The open source ML tooling ecosystem has become vast in the last few years, with many tools covering different aspects of the complex and expansive process of building, deploying and managing AI in production. Some tools overlap in their capabilities while others complement each other nicely. In part because AI/ML is still an emerging and ever-evolving practice, the messaging around what all these tools can accomplish can be quite vague. In this article, we’ll dive into three tools to better understand their capabilities, the differences between them, and how they fit into the ML lifecycle.
Kubeflow, MLflow, and MLRun are popular open source tools in the ML ecosystem with similar attributes, that actually address different facets of the ML lifecycle. How are they alike?
- Each of them enables cross-functional collaboration, with some level of parameter, artifact, and model tracking.
- Each is supported and maintained by major players in the AI industry.

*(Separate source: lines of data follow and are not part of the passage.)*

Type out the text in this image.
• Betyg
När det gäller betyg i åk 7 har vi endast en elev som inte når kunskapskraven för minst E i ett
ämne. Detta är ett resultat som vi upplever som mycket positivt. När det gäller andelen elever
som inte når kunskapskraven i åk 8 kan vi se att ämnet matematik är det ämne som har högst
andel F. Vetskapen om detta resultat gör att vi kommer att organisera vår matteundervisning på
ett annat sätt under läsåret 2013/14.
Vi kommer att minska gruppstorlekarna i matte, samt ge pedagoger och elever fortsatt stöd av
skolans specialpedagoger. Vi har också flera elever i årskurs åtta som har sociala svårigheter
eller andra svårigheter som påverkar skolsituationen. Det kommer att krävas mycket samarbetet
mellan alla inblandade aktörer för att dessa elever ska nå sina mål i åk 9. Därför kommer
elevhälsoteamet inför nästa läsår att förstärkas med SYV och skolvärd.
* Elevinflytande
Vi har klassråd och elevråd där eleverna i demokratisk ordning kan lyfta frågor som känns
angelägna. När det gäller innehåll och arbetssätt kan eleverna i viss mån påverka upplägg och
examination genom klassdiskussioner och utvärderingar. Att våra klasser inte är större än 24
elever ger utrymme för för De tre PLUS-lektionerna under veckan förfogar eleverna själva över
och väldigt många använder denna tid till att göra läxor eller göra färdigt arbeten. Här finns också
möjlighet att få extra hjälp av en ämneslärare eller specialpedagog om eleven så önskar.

- Each of them addresses data science and experimentation requirements
While there are a handful of feature-level similarities among these three tools, it’s important to understand that they each solve different challenges, and one is not a true replacement for the other.
What is Kubeflow?
Kubeflow, started as an internal tool at Google and is now a multi-architecture, multi-cloud framework, which is described as the ML toolkit for Kubernetes. It provides a system for managing ML components on top of Kubernetes and acts as the bricks and mortar for model development, with a focus on the automation, scaling and tracking of ML pipelines.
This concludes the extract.